I look forward to the conversations which the noble Lord, Lord Jenkins of Hillhead, the Convenor, the noble Lord, Lord Richard, and I will hold--I hope this week, diaries permitting. I hope that we shall be able to give some account of our conversations before the Recess. I suspect that an account of substance will not be possible because, after all, one of the merits of referring the matter to the SSRB lies in the point that the noble Lord, Lord Taylor, made; that it is difficult for us to be judge and jury in our own case. It is one of the things that makes the subject that we are discussing difficult and distasteful to all of us.

The fact that the SSRB has been asked to examine these difficult matters goes at least some way towards addressing the point that the noble Lord, Lord Taylor, made, although I accept that it does not go the whole way.

I have already detained your Lordships too long on this matter. However, I hope that your Lordships will nevertheless feel able to support the substantive motion which is about Ministerial salaries.

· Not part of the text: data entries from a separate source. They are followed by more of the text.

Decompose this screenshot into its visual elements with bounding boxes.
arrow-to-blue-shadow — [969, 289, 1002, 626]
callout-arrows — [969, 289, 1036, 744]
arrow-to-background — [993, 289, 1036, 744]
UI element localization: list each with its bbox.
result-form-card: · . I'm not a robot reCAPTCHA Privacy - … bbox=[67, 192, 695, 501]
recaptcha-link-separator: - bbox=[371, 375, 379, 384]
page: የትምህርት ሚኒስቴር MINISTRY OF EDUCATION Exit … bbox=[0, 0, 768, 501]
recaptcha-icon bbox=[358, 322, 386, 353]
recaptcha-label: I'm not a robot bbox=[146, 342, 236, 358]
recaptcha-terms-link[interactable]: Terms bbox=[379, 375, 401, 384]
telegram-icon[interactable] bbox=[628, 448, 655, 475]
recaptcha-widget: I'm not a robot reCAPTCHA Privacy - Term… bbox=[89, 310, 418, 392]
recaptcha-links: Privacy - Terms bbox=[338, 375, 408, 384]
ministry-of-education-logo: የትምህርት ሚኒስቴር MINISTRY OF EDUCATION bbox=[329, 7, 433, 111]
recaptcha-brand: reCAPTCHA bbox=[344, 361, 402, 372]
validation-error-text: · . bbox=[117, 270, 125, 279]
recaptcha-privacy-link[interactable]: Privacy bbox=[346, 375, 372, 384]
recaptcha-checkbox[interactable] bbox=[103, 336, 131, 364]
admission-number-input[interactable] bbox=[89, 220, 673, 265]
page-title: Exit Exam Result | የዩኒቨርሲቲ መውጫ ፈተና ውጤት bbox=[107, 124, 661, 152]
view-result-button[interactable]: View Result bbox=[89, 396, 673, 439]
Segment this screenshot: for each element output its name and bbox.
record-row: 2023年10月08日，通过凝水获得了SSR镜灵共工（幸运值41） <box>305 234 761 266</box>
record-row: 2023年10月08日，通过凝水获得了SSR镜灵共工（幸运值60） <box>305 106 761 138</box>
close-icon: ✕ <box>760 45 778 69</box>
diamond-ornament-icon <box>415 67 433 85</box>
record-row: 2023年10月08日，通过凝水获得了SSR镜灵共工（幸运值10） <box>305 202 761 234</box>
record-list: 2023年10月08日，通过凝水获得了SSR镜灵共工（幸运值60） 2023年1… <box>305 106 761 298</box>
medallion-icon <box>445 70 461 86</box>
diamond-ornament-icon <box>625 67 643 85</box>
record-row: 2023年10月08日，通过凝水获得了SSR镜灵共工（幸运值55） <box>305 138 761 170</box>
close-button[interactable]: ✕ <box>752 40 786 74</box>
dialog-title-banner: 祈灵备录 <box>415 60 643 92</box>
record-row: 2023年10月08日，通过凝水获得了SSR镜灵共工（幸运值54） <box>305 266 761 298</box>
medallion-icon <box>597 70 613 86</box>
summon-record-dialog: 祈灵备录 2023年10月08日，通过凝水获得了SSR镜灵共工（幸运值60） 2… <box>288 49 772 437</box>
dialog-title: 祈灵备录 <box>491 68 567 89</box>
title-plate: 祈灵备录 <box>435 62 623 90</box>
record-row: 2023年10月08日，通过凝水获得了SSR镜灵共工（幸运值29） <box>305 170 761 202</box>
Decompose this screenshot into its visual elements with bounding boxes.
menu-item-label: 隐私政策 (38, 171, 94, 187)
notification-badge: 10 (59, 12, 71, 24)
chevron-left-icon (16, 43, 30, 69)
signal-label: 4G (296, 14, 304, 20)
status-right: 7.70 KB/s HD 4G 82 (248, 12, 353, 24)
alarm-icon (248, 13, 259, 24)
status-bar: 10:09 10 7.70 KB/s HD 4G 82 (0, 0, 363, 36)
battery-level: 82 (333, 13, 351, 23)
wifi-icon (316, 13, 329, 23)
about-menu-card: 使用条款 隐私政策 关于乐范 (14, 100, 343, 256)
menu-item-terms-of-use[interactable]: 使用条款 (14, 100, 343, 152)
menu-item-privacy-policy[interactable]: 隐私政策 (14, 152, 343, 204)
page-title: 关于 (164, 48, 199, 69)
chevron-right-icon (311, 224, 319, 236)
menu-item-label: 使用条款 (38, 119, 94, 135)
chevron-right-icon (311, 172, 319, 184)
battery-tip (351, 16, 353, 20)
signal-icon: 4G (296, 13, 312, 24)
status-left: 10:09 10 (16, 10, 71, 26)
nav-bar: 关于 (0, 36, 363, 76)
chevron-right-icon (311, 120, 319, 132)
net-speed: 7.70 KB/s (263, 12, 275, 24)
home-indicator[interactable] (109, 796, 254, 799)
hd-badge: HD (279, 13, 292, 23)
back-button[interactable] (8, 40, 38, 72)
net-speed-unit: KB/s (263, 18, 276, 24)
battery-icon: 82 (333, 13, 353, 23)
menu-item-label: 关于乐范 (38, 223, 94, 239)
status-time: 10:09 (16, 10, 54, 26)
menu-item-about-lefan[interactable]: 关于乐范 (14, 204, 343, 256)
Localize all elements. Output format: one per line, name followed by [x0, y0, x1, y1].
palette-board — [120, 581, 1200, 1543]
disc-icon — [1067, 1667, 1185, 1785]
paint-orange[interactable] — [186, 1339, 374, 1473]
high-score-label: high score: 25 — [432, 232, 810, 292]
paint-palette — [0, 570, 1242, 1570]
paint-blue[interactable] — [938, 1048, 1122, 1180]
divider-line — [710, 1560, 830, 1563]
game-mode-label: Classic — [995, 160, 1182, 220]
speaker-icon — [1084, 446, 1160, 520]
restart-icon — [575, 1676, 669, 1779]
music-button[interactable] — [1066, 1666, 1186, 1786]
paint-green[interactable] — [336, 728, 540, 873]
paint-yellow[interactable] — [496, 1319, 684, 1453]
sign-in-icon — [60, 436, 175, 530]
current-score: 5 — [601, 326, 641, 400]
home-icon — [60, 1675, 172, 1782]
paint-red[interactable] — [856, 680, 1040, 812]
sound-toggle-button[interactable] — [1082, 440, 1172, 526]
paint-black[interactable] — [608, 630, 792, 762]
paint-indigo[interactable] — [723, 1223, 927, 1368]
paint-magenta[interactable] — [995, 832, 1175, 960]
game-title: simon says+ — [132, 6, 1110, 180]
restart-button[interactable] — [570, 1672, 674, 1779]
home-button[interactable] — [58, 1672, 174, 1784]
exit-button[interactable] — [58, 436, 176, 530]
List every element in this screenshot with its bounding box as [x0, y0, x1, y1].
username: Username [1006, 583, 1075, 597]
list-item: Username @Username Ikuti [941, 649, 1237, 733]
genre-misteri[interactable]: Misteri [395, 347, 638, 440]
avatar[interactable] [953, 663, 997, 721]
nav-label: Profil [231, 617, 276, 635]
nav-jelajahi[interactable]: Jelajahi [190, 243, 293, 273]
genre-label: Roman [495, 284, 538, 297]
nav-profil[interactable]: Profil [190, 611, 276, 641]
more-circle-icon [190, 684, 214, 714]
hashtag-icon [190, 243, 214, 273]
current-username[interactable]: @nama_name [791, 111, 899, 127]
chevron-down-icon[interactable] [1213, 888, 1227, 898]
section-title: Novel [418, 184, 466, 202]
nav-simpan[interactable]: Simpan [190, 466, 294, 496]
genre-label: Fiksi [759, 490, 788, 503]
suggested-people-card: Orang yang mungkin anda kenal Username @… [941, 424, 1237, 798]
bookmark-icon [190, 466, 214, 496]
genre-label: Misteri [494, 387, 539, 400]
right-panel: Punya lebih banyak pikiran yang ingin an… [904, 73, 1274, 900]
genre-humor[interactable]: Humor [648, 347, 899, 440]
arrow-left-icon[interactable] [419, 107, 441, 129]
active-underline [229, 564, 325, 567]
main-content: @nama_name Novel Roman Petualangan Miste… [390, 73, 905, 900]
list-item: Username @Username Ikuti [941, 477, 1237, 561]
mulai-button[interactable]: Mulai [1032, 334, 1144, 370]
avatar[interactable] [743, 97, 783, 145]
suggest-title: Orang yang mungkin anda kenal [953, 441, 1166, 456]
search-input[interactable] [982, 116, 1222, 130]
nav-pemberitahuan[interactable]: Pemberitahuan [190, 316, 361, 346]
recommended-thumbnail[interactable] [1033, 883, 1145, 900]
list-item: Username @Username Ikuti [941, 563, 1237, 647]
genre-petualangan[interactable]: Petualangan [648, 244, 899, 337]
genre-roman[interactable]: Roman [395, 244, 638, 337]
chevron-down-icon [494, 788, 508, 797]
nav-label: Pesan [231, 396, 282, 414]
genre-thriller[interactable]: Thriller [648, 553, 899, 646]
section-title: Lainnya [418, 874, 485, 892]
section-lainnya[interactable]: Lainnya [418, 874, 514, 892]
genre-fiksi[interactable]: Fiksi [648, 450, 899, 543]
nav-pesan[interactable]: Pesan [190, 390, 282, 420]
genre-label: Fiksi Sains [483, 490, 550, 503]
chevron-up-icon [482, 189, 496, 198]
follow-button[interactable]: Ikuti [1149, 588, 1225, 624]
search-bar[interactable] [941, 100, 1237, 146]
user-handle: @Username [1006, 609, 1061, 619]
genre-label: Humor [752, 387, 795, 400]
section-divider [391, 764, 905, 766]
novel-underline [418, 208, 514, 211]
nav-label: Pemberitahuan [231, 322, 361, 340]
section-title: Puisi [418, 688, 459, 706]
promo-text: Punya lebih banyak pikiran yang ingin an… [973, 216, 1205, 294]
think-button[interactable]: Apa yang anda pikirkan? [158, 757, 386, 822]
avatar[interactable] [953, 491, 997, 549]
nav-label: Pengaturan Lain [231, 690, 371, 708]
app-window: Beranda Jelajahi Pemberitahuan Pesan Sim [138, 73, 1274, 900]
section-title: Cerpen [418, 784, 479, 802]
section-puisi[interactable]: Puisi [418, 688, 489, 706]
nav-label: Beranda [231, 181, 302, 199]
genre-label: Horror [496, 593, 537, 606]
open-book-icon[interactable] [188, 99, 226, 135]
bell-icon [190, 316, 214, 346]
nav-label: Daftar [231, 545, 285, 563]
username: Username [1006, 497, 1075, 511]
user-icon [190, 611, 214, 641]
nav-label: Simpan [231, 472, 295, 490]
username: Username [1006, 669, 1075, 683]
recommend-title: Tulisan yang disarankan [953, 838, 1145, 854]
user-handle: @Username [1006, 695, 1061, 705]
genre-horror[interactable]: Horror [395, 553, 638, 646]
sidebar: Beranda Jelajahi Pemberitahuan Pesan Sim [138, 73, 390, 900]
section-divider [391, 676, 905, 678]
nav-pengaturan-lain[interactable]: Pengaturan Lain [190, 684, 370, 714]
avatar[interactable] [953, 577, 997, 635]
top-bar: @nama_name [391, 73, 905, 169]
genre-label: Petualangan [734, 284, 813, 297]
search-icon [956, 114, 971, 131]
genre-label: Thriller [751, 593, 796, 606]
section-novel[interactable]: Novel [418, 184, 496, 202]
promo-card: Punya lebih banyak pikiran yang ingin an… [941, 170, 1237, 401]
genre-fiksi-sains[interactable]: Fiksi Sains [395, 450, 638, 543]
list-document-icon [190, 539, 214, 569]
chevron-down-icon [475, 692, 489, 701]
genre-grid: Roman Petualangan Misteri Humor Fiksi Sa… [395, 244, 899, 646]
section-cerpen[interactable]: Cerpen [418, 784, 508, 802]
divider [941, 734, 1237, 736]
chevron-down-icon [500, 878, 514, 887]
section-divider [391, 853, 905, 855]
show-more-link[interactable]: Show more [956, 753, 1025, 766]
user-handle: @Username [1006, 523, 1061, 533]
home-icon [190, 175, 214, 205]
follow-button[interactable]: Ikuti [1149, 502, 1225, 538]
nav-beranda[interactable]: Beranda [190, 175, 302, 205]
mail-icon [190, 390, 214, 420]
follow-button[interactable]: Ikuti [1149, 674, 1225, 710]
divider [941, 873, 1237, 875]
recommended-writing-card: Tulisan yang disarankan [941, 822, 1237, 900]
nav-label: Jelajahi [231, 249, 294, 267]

In view of the exchanges which have taken place and, I am sure, the entirely inadequate answers that I have been able to give so far, I hope that the noble Lord, Lord Monkswell, will feel that enough has been said to enable him to withdraw the amendment.

Lord Monkswell: My Lords, I thank all noble Lords who have taken part in the short debate. It is not my intention to detain the House further. I was glad to hear from the noble Viscount the Lord Privy Seal and my noble friend Lord Richard, that there will be discussions through the usual channels to try and sort out some of the anomalies that have arisen as a result of what, I would suggest, is a somewhat inadequate consideration--no doubt due to time constraints--of our situation here in the House of Lords by the Senior Salaries Review Body. I am sure that something will come out of those deliberations to support the noble Lord, Lord Harmar-Nicholls, and provide resolutions to other problems which will follow further considerations by the Senior Salaries Review Body.

On the basis of the assurances that have been given during the short debate, I beg leave to withdraw my amendment.